While I am developing some original content, I will try to reiterate on the subject from superlearner perspective.

  1. Some tasks mix well, some do not mix. Most of studies that show the damage of multitasking ask people to do things that are random or do not mix well. Planning when to multitask and when to be razor-sharp is the key to multitasking success. Generally do not multitask things that are hard for you, do multitask things you do automatically. The easy tasks and interrupt-driven tasks are good candidates to multitasking.
  2. Interrupt-driven multitasking. Some things are interrupt driven. We enter our code into a computer and wait till it compiles the code. We can try to remember the context in which we wrote the code and read some online article. Once we get a compiler alert we can stop reading article and handle the computer alert, then go back reading. This sort of context switching is something you can teach yourself to do, by jumping between locations in two different mental palaces.
  3. Multitasking easy tasks. If the task is easy, like simple mathematics, you can divide your working memory and focus between several tasks. Try practicing this with our multitasking exercise.
  4. Multitasking depletes working memory and makes you stupid.
    If you think you can multitask and remain smart while doing this, think again. Multitasking reduces the working memory capacity, since some of the working memory gets dedicated to the background tasks. The more task we juggle, the higher is the toll on working memory. Jugglers and musicians have exceptional working memory and outperform the average person on working memory tests for a good reason: they need to monitor many things at the same time. To some extent this also works in the other direction. If you train your working memory by speedreading, you will find multitasking easier and more rewarding.
  5. You might be not as smart when multitasking.
    Working memory is closely connected with intelligence, and the drop in intelligence while multitasking is quite similar to effects of marijuana. Let us say that on average, the IQ drops 15 points. This means, that if my IQ is typically 145, while multitasking it is 130, which is still fairly high. However, if your IQ is 110, it may drop to 95 which is below average. Therefore before trying to multitask you may ask yourself if someone who is somewhat dumber than you are can still complete the tasks.
  6. Multitasking saves from sensory starvation. As superlearners, you think much faster than regular people. You might not even realize it. Remember, we told to to play content at x2 speed when you can? Suppose you are fixed to x1 speed, like when watching TV. How do you fight the resulting sensory starvation? You can use a second screen (your iPad) to play computer games, read news and such. There is a toll: you may miss some key scenes and fast-paced sequences. However, you will get 95% right, and you can fill the small percentage you missed afterwards.
  7. Do not multitask critical tasks. Texting while driving may be a bad idea, because if you miss a moment you may die. You would prefer a surgeon to have razor-sharp focus when cutting your body. Some tasks are simply too critical to miss a moment of them. Do not multitask them. If you have precious moments with your loved ones, multitasking may be a bad idea. However, if missing out is a viable option, do multitask.

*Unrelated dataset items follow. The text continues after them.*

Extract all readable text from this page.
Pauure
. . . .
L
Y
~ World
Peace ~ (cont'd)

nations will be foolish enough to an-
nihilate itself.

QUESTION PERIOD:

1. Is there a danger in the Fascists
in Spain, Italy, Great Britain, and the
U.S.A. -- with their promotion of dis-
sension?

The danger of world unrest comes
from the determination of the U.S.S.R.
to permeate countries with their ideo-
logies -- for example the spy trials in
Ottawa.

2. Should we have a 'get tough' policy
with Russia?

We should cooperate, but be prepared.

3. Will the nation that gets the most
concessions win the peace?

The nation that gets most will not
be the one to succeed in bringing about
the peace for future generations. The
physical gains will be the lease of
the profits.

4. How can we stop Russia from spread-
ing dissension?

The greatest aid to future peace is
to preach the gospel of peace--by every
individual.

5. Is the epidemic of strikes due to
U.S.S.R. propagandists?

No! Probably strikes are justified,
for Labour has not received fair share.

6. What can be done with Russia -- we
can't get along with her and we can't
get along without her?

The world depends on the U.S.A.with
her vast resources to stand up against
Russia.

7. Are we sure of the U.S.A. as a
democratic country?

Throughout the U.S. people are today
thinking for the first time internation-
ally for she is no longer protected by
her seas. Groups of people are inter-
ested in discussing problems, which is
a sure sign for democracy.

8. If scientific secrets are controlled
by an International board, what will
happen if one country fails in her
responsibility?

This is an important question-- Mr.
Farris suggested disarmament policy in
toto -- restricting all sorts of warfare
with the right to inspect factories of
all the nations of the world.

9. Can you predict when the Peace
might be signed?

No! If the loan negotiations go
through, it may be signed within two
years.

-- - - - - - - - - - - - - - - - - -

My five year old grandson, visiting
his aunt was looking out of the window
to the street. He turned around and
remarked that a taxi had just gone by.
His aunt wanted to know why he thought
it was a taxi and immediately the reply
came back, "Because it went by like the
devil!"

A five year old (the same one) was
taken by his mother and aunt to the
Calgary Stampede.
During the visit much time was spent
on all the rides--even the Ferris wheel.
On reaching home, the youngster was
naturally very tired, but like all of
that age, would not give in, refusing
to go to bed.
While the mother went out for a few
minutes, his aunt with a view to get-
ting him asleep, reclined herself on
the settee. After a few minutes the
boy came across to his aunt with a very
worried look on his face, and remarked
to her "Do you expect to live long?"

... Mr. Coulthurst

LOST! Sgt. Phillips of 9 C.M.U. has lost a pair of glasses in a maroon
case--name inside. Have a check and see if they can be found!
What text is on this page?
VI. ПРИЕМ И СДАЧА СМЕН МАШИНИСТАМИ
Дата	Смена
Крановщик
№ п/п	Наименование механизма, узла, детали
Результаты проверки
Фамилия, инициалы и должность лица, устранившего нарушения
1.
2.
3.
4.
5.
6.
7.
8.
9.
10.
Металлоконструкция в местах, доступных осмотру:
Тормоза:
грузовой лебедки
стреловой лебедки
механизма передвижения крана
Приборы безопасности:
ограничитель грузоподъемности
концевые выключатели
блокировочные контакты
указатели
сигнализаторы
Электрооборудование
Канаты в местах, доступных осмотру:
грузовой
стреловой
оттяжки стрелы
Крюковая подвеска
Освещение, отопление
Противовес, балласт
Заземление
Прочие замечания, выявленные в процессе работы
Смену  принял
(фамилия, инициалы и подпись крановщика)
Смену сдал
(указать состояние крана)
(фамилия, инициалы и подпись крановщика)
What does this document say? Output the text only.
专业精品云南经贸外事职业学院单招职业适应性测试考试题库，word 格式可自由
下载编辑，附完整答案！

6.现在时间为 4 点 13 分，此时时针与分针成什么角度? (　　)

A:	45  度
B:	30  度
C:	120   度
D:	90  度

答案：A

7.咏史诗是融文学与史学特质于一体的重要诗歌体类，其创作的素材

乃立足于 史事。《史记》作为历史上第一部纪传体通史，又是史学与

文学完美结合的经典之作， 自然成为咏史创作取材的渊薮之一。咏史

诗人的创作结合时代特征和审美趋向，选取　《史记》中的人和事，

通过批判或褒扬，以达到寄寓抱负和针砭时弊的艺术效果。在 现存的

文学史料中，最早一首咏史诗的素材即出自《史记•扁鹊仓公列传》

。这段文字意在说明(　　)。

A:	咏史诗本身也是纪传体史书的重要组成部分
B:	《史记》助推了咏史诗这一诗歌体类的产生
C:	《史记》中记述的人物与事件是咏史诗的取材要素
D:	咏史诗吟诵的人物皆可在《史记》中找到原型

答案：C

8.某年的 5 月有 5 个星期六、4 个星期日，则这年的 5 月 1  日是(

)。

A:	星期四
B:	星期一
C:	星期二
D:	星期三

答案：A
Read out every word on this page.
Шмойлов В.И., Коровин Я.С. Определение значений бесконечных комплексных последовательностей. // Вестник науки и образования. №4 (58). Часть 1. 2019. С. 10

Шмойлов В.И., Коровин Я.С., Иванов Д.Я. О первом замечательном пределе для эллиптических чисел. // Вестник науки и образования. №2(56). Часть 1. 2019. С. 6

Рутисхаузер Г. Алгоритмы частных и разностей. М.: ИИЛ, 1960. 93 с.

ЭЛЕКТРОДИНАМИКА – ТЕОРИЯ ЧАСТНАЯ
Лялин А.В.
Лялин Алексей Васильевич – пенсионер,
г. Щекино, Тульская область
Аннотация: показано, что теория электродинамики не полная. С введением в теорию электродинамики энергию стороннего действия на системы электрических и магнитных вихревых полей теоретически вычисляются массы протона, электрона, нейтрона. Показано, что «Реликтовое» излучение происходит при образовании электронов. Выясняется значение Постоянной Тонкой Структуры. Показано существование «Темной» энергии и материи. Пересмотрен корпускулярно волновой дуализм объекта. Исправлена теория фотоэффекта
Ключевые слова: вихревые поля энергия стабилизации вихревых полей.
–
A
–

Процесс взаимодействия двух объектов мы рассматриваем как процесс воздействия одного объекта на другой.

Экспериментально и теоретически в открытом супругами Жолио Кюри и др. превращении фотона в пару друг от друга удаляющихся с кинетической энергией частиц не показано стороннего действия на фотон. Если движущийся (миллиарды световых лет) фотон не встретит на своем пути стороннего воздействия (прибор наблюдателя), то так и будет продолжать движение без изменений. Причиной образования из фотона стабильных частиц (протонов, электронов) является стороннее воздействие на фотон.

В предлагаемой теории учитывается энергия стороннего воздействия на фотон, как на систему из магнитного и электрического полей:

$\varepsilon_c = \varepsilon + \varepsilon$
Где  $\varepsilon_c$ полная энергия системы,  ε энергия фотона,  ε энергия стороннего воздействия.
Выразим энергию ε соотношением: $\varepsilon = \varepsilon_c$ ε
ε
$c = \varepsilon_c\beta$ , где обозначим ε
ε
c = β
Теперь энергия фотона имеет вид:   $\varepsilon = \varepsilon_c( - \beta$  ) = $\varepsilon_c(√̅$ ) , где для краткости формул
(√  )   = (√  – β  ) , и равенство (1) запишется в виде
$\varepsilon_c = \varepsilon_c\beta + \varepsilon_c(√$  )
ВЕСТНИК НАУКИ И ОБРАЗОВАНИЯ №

  8. Multitasking is a way of focus control. Typically our focus gets tired from staying razor sharp for long periods, and then multitasking relaxes it. If you had a long period of “flow”, when you were extremely focused on something, you can multitask to break it. In the same way, if you have been multitasking for a while, your focus gets tired, simple focused activity may be the remedy then. When planning daily routine it is best to switch between multitasking and focused activity. For example project manager’s routine includes meetings/conferences (high multitasking) and planning (highly focused activity). Try to mix and match between them if you can.
  9. Procrastination is critical for productivity. Our focus gets tired and depleted from use. Probably this has something to do with brain chemistry and the way it processes dopamine. When our focus gets tired we procrastinate. Just like our muscles need to rest between physical activities, our focus needs to rest between tasks. Sometimes Pomodoro breaks are sufficient, but eventually you will start to procrastinate. This is a good thing. Let your brain rest for a while to get control of your focus.
  10. People are different. Everybody can probably become a supertasker with some relevant training. Something that works for me might not work for you. Men and women have different multitasking capabilities. Mindfulness/meditation practice makes us more aware of our focus. Many of us have ADHD. Jonathan and myself have opposite types of ADHD, so most things that work for me do not work for him and vice-versa. Check to see what works best FOR YOU.

There are no 10 commandments for good multitasking, and I do not think there will ever be such a text. Reading is not the only time-consuming task we can speed up, in fact we can probably speed up most of our tasks. Multitasking may look like a simple way to do this, yet good multitasking or supertasking is a tricky things and it may take years of learning to do it properly.